# Calculus Implicit Differentiation and Concavity

Consider the relation $4x^2 - y^2 = -2$

(a) Use implicit differentiation to calculate $dy/dx$ and find all critical points of the curve.

(b) Calculate the second derivative and determine the function's concavity at each critical point.

(c) Graph and clearly label the relation using (a) and (b). What type of curve is described by the relation?

So this seems like an easy question but there are somethings that confuse me:

I did part (a) getting the derivative as $\large\frac{4x}{y}$ and to find the critical points I guess its just at $x = 0$.

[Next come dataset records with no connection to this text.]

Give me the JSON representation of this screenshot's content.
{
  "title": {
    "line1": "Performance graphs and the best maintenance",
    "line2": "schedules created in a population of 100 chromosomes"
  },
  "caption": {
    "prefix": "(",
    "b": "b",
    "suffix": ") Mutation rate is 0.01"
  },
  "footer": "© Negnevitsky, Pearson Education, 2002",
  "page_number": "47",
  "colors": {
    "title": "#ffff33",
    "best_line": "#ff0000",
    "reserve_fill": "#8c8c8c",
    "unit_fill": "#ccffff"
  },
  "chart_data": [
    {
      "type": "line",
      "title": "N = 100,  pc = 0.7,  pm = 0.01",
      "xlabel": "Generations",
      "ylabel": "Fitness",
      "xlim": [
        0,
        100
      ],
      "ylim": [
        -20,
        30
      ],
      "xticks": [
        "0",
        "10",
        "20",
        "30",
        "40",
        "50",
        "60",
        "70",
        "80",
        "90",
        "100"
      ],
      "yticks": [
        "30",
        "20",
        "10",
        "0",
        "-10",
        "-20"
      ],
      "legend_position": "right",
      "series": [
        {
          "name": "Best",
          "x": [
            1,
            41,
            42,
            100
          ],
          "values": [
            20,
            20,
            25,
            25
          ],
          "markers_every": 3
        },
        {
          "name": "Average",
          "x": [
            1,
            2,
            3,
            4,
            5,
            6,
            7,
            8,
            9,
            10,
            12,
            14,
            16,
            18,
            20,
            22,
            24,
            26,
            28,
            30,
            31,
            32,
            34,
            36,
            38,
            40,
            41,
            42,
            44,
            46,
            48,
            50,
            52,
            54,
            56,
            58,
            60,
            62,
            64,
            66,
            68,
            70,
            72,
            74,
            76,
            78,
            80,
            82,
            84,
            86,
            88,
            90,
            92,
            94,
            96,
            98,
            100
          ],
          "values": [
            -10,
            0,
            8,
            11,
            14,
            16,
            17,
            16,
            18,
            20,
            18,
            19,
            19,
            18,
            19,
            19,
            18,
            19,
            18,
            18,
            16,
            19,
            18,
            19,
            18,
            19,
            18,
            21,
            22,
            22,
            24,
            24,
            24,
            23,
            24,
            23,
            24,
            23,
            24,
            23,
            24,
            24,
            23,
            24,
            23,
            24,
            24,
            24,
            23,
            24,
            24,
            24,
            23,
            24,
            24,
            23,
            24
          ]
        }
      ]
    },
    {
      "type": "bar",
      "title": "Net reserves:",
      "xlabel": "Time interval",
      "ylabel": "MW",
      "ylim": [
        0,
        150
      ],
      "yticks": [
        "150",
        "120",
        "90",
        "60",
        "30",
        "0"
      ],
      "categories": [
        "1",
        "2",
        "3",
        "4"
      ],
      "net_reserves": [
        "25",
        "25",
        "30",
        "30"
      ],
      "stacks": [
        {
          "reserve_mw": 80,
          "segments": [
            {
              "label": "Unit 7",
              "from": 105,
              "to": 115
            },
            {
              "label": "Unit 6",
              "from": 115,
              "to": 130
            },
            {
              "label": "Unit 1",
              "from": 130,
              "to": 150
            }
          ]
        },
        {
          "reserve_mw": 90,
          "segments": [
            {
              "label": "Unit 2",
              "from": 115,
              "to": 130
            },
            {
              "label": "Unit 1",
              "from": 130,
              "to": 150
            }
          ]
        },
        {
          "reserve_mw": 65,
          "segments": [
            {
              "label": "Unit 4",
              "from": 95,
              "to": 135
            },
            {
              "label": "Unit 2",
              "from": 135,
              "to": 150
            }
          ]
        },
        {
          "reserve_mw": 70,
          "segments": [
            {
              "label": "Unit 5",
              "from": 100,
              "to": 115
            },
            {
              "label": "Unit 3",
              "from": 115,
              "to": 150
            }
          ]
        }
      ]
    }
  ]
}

For part (b): the second derivative I calculated to be $(4y^2 - 16x^2)/y^3$ but I don't know how to determine the functions concavity at the critical point cause when I plug in $x = 0$ I still have another variable... so help me with that please...

After doing that I wouldnt mind some help on how to draw the graph :p

For part (a) , a critical is any point where the derivative is 0 or undefined. Therefore, y = 0 is also a critical point. However, it doesn't exist because there is no value of x that satisfies that value of y.

$$-4x^2 =2$$ $$x^2 = \frac{-1}{2}$$

Which cannot exist.

When x = 0

$$-y^2 = -2$$ $$y = \sqrt{2}, -\sqrt{2}$$

For part (b) then, $$\frac{4y^2 - 16x^2}{y^3}$$ When $x = 2, y = \sqrt{2}$ $$\frac{4*2 - 0}{2\sqrt{2}}$$ $$\frac{4}{\sqrt{2}}$$ $$2\sqrt{2}$$

When $x = 2, y = -\sqrt{2}$ $$\frac{4*2 - 0}{-2\sqrt{2}}$$ $$\frac{4}{-\sqrt{2}}$$ $$-2\sqrt{2}$$

When drawing the graph, use values of x and y that yield integer values. From (a) and (b), you can guess the concavity at the critical points of the functions, or the point where the slope is 0. However, please note that if the derivative is undefined it yields a vertical tangent line, if it is 0 then it yields a horizontal tangent line or a slope of 0.

• where are you getting -4x^2 = -2 from?? – Panthy Jul 16 '14 at 2:23
• tHat's when you substitute y = 0 into the original equation. It's $-4x^2 = 2$ by the way – Varun Iyer Jul 16 '14 at 2:28
• i am so confused... can we take this to a chat? – Panthy Jul 16 '14 at 2:31

Write $y = y(x)$ to keep track of what is a variable and what is a function. Then use the chain rule. \begin{align} 4x^2 - (y(x))^2 &= -2 \\ 8x - 2y(x)y'(x) &=0 \\ y'(x) &= \frac{4x}{y(x)} \end{align} Notice that in the points such that $y(x) = 0$, the implicit function is not well-defined. Indeed, $y'(x) = 0 \iff x = 0$. For the second derivative, we can take off from where we left, and get $$y''(x) = \frac{4y(x) - 4xy'(x)}{(y(x))^2}$$ by using the quotient rule. The matter here, is that we have two possible points for $x = 0$, $(0, \sqrt{2})$ and $(0,-\sqrt{2})$.

• $y = \sqrt{2}$: we get $y''(0) = 2\sqrt{2} > 0$.

• $y = -\sqrt{2}$: we have $y''(0) = -2\sqrt{2} < 0$.

The calculation was straightforward because $x$ being zero kills half the fraction.

Hint: look at the hyperbola $x^2 - y^2 = 1$. What is different from what you have now? The graphic is rotated? It has a different scale? It is a bit deformed?